El máximo representante de la música chicha ya no está sobre los escenarios. Está descansando en una necrópolis. Se dice que alguien muere cuando ya no se le recuerda. ¿Qué hace un niño, una señora y un joven frente a la tumba de Chacalón?

 Texto: Carlos Sarmiento

Fotografía: Luz Domínguez

Fotografía: Luz Domínguez

 Son 1:46 de la tarde. El cementerio El Ángel con sus 290,000 metros cuadrados recibe a los visitantes entre sus callejones, con paredes salpicadas de lápidas cochambrosas, entre nombres de santos y letras se aíslan los difuntos.

En medio de los pabellones San Leonardo, San Lusgardo y San Luis I, si se avanza un par de metros, se encuentra con la tumba de Lorenzo Palacios Quispe. El hombre que reunió a más de 60,000 personas hace 21 años cuando murió.

 “El día en que yo me muera, del cielo bajarán nuevos cantantes, y así Chacalón y La Nueva Crema nunca morirán”, fueron palabras de ‘Papá’ Chacalón, quien hoy descansa, pero que despierta en cada alma de cada oyente de diferentes edades.

 Dos jóvenes de unos 20 años miran la tumba del cantante que revolucionó la música tropical andina. El muchacho, delgado, con una casaca roja Adidas, un pantalón jean y zapatillas de deporte mira la tumba del que tal vez es admirador.
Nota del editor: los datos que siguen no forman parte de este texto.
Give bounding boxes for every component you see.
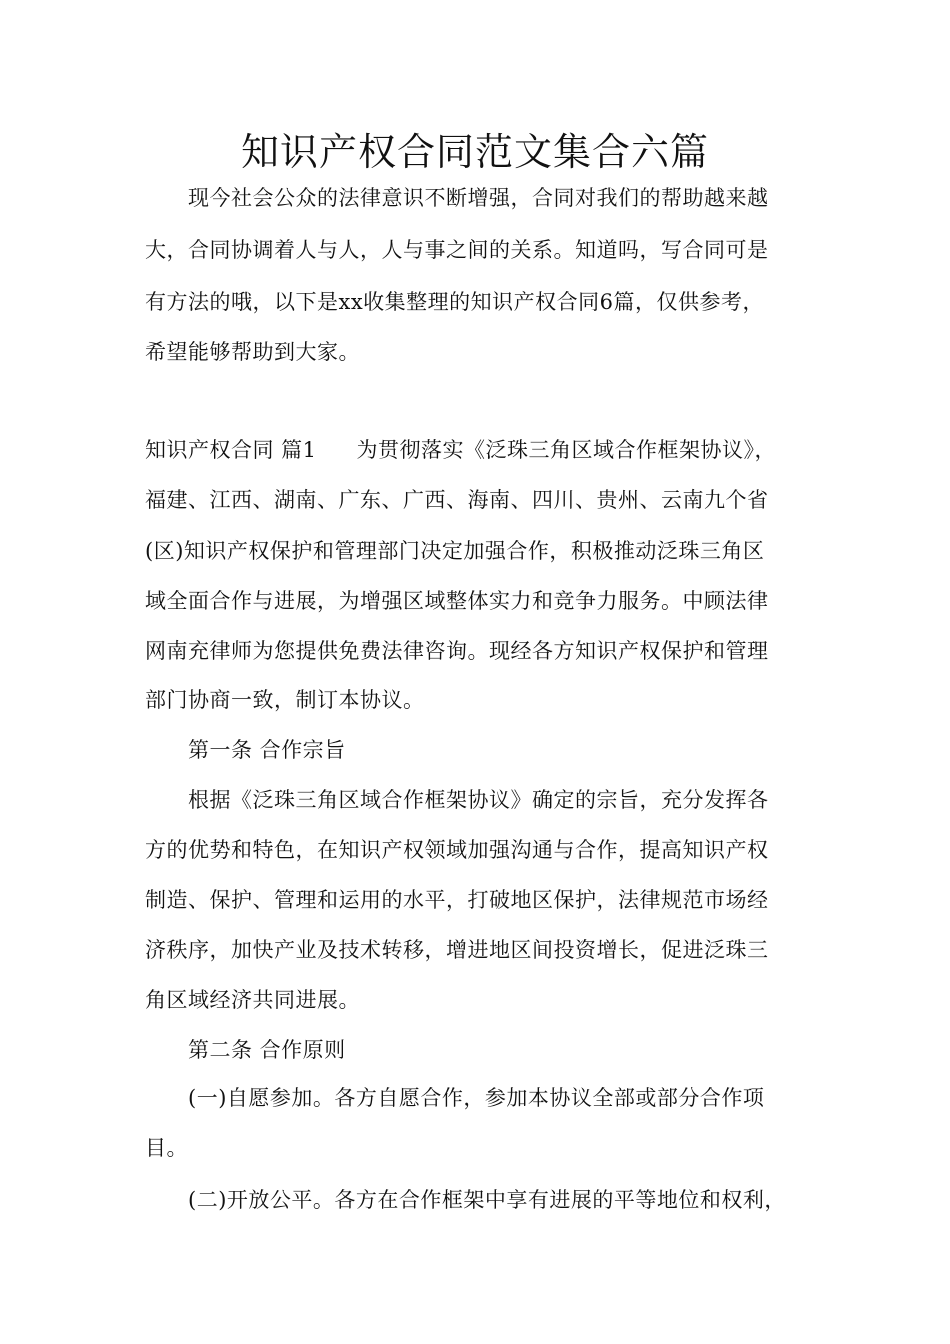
paragraph-line: 福建、江西、湖南、广东、广西、海南、四川、贵州、云南九个省 xyxy=(145,488,769,512)
section-first-line xyxy=(145,435,776,465)
paragraph-line: (二)开放公平。各方在合作框架中享有进展的平等地位和权利， xyxy=(188,1188,786,1212)
paragraph-line: 网南充律师为您提供免费法律咨询。现经各方知识产权保护和管理 xyxy=(145,639,769,663)
paragraph-line: 制造、保护、管理和运用的水平，打破地区保护，法律规范市场经 xyxy=(145,888,769,912)
paragraph-line: (一)自愿参加。各方自愿合作，参加本协议全部或部分合作项 xyxy=(188,1086,765,1110)
intro-line: 希望能够帮助到大家。 xyxy=(145,340,360,364)
paragraph-line: (区)知识产权保护和管理部门决定加强合作，积极推动泛珠三角区 xyxy=(145,539,765,563)
article-heading: 第一条 合作宗旨 xyxy=(188,738,346,762)
document-title: 知识产权合同范文集合六篇 xyxy=(240,130,709,174)
paragraph-line: 域全面合作与进展，为增强区域整体实力和竞争力服务。中顾法律 xyxy=(145,589,769,613)
intro-line: 大，合同协调着人与人，人与事之间的关系。知道吗，写合同可是 xyxy=(145,238,769,262)
intro-line: 现今社会公众的法律意识不断增强，合同对我们的帮助越来越 xyxy=(188,186,769,210)
paragraph-line: 角区域经济共同进展。 xyxy=(145,988,360,1012)
paragraph-line: 方的优势和特色，在知识产权领域加强沟通与合作，提高知识产权 xyxy=(145,838,769,862)
intro-line: 有方法的哦，以下是xx收集整理的知识产权合同6篇，仅供参考， xyxy=(145,290,765,314)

Sus ojos no paran de mirar el sepulcro, mientras una joven que lo acompaña le habla al oído, y entrelaza sus brazos en el cuello del muchacho. Sus pupilas se quedan inmóviles mientras sus manos agarran las verjas negras, acompañadas de círculos y un par de rejas curvas que tienen por encima una cruz.

 Observa la lápida oscura, donde resalta con blanco el nombre y apellido de Chacalón. Dentro de las verjas hay pasto vivo, color verde claro. Detrás de la lápida hay una pequeña casa, de techo pálido, con pilares blanquecinos. Dentro hay un par de fotografías con dos textos y final de uno de ellos dice: “…Soy Feliz… y descansaré en paz”.

 Una señora de cabello pintado con tinte rubio viene apresurada, en su mano lleva una flor, un crisantemo amarillo. Mientras corre, menciona: “Papá Chaca”. Deja la planta viva, deja un símbolo vistoso entre tanto tono opaco. La tumba dejó de ser lúgubre, ya hay una pisca de color, existe una incipiente coloración, ya hay cultura chicha.

 Sus zapatos pisan algunas chapas de botellas de Pilsen y Cristal, están regadas alrededor de la tumba. En las pequeñas repisas de las lápidas hay un par de latas de las cervezas compinches. Hay pedazos de plástico con imágenes de cumpleaños. Al parecer hay indicios de una celebración con cajas, cigarros y música del “Ángel del Pueblo”, como lo llama, entre melodías, el bolerista ‘Guiller’.

 Leopoldo, su hijo, de unos 12 años. Tiene la mirada perdida, no sabe por qué su madre corrió hasta esa tumba, no sabe quién es el que se encuentra bajo tierra. Solo sabe que vino al cementerio para visitar a su bisabuelo.  Para la madre de Leopoldo, Lorenzo Palacios fue, es y será el máximo representante de los pueblos, de los cerros, de los provincianos. Representa a la parte que era marginada por los capitalinos.

Adentro está retratado el rostro de Lorenzo Palacios  y un par de ramas marchitas a cada extremo. Delante de la cara descolorida de ‘Papá’ Chaca hay un corazón de cartulina roja que expresa: “Con cariño. Feliz día del padre”.

 El muchacho por fin parpadea. La muchacha deja de abrazarlo. Dan media vuelta. Se alejan entre lápidas. Leopoldo es cogido de la mano por su madre. La señora y su hijo avanzan rápido. El infante gira la cabeza para ver por última vez la tumba de Chacalón. Ve que ya no hay nadie alrededor. Ya son las 3:00 p. m. y el camposanto ya está casi vacío.